Lorna’s daughter gave her the original lemon balm sprig.
“Plant it in the garden. The leaves are great for brewing tea, flavoring fruit salad or green salad, and for seasoning fish. Add stems to bouquets of summer flowers from the farmer’s market. Your whole house will smell lemony fresh. You’ll love it.”
Lorna spent the next five summers trying to control lemon balm from taking over her garden.
“You said it’s not supposed to spread,” she said to her daughter.
“If you keep it cut back, the flowers won’t produce seeds that sprout new plants. Trim the plant way back a few times each summer. That’s what I do.”
“Now you tell me. Who’s going to help me dig up some of the volunteer plants? I like the scent of lemon, but enough is enough.”
Before Lorna sold her house and moved into the condo, she transplanted fifteen lemon balm plants and delivered them to the Alzheimer’s unit of the assisted living facility where her father spent the last two years of his life.
“For the resident’s,” the card said. “Lemon balm is good for digestion, headaches, Alzheimer’s restlessness, and insomnia.
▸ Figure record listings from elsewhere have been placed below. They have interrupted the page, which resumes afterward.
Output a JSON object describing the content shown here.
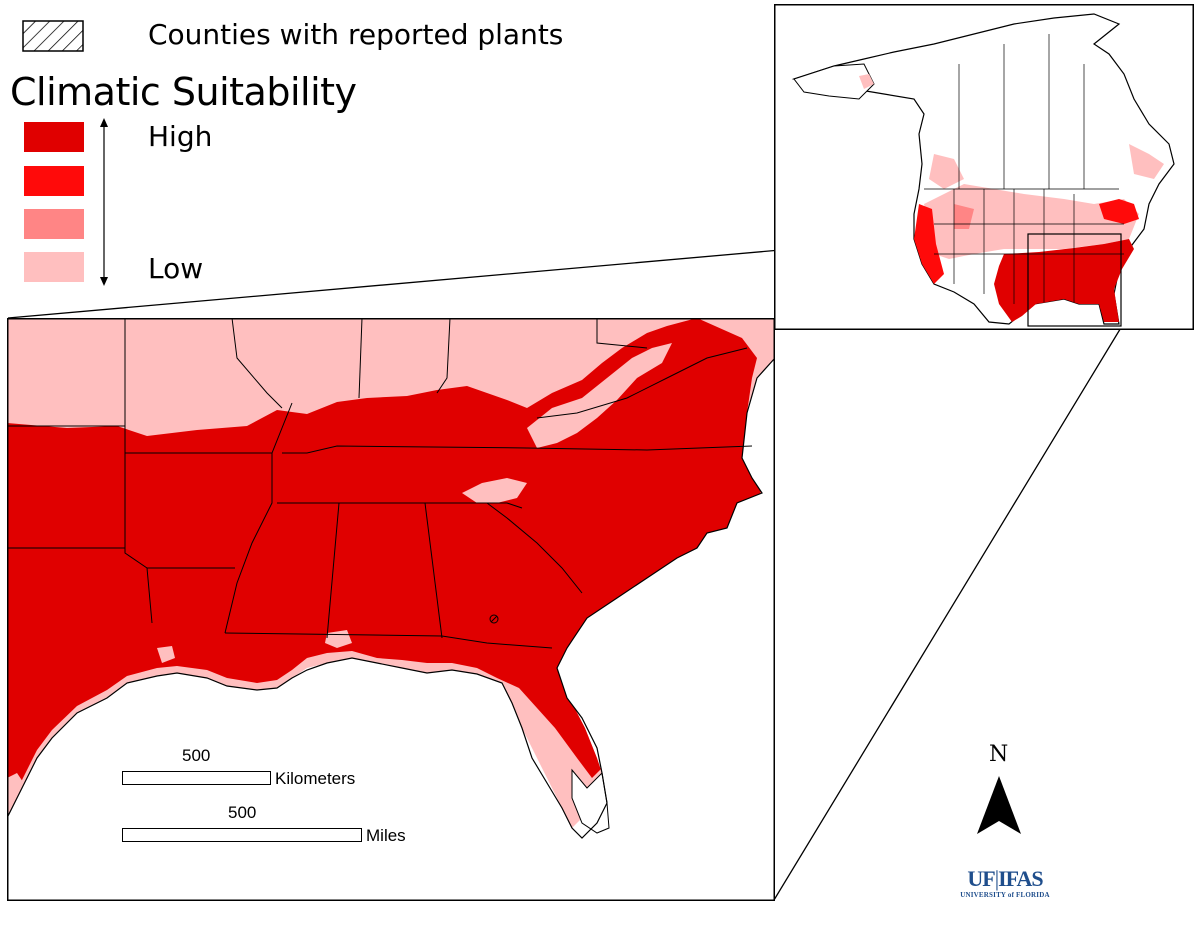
{
  "legend": {
    "hatch_label": "Counties with reported plants",
    "title": "Climatic Suitability",
    "high_label": "High",
    "low_label": "Low",
    "classes": [
      {
        "level": "high",
        "color": "#e00000"
      },
      {
        "level": "medium-high",
        "color": "#ff0a0a"
      },
      {
        "level": "medium-low",
        "color": "#ff8585"
      },
      {
        "level": "low",
        "color": "#ffbfbf"
      }
    ]
  },
  "scale": {
    "km_value": "500",
    "km_unit": "Kilometers",
    "mi_value": "500",
    "mi_unit": "Miles"
  },
  "north_arrow": {
    "label": "N"
  },
  "logo": {
    "uf": "UF",
    "ifas": "IFAS",
    "university": "UNIVERSITY of FLORIDA"
  }
}
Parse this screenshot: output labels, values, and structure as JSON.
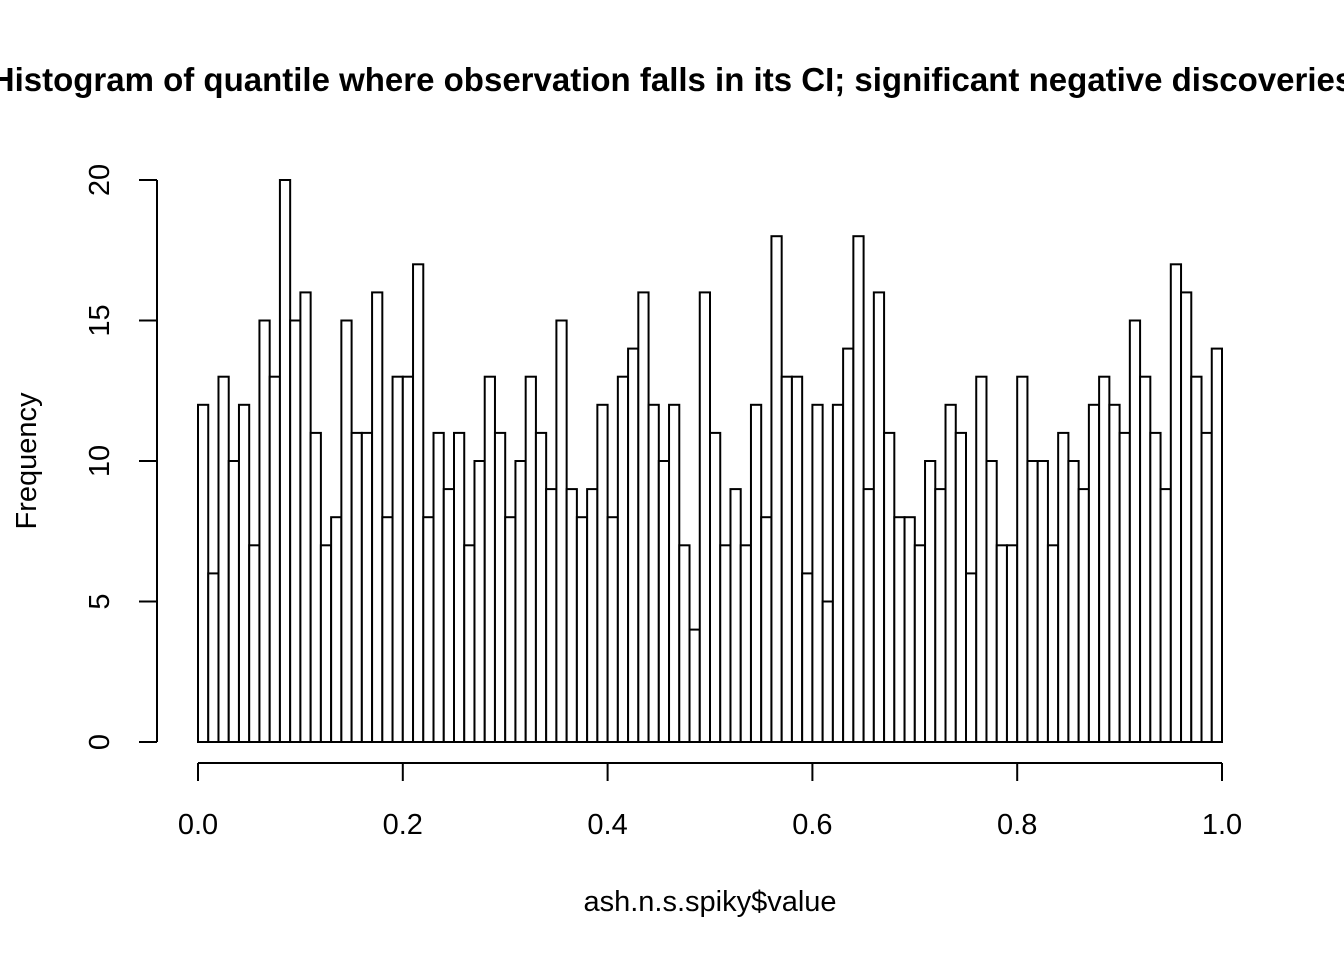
{
  "chart_data": {
    "type": "bar",
    "title": "Histogram of quantile where observation falls in its CI; significant negative discoveries",
    "xlabel": "ash.n.s.spiky$value",
    "ylabel": "Frequency",
    "xlim": [
      0,
      1
    ],
    "ylim": [
      0,
      20
    ],
    "bin_width": 0.01,
    "x_ticks": [
      "0.0",
      "0.2",
      "0.4",
      "0.6",
      "0.8",
      "1.0"
    ],
    "y_ticks": [
      "0",
      "5",
      "10",
      "15",
      "20"
    ],
    "grid": false,
    "values": [
      12,
      6,
      13,
      10,
      12,
      7,
      15,
      13,
      20,
      15,
      16,
      11,
      7,
      8,
      15,
      11,
      11,
      16,
      8,
      13,
      13,
      17,
      8,
      11,
      9,
      11,
      7,
      10,
      13,
      11,
      8,
      10,
      13,
      11,
      9,
      15,
      9,
      8,
      9,
      12,
      8,
      13,
      14,
      16,
      12,
      10,
      12,
      7,
      4,
      16,
      11,
      7,
      9,
      7,
      12,
      8,
      18,
      13,
      13,
      6,
      12,
      5,
      12,
      14,
      18,
      9,
      16,
      11,
      8,
      8,
      7,
      10,
      9,
      12,
      11,
      6,
      13,
      10,
      7,
      7,
      13,
      10,
      10,
      7,
      11,
      10,
      9,
      12,
      13,
      12,
      11,
      15,
      13,
      11,
      9,
      17,
      16,
      13,
      11,
      14
    ]
  }
}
If you plant them outside, cut them back often to keep them under control. If you leave them in pots, place them around the facility and they will add a fresh scent to the rooms.”
Sitting in her favorite rocker, Lorna inhaled the scent of lemon from the potted plant she kept for herself. As the sun peeked over the balcony wall warming her toes, Lorna remembered her last volunteer assignment at the Alzheimer’s unit. She was assigned to keep an eye on the residents in the fenced-in yard.
Edna, a new resident, wandered through the garden stopping at every lemon balm plant. She picked a stem, held it to her nose, took a deep breath in and moved on to the next plant.
Edna made her way around to Lorna and held out a bouquet of lemon balm.
“Take this. I think it smells like sunshine. I guarantee it will brighten our day.”
Edna repeated her trip around the garden gathering sunshine as if it was her first trip. She presented each new bouquet to the next person she saw. By the end of the day, every visitor to the garden caught a glimpse of Edna’s world: a place of unending sunshine and lemon balm.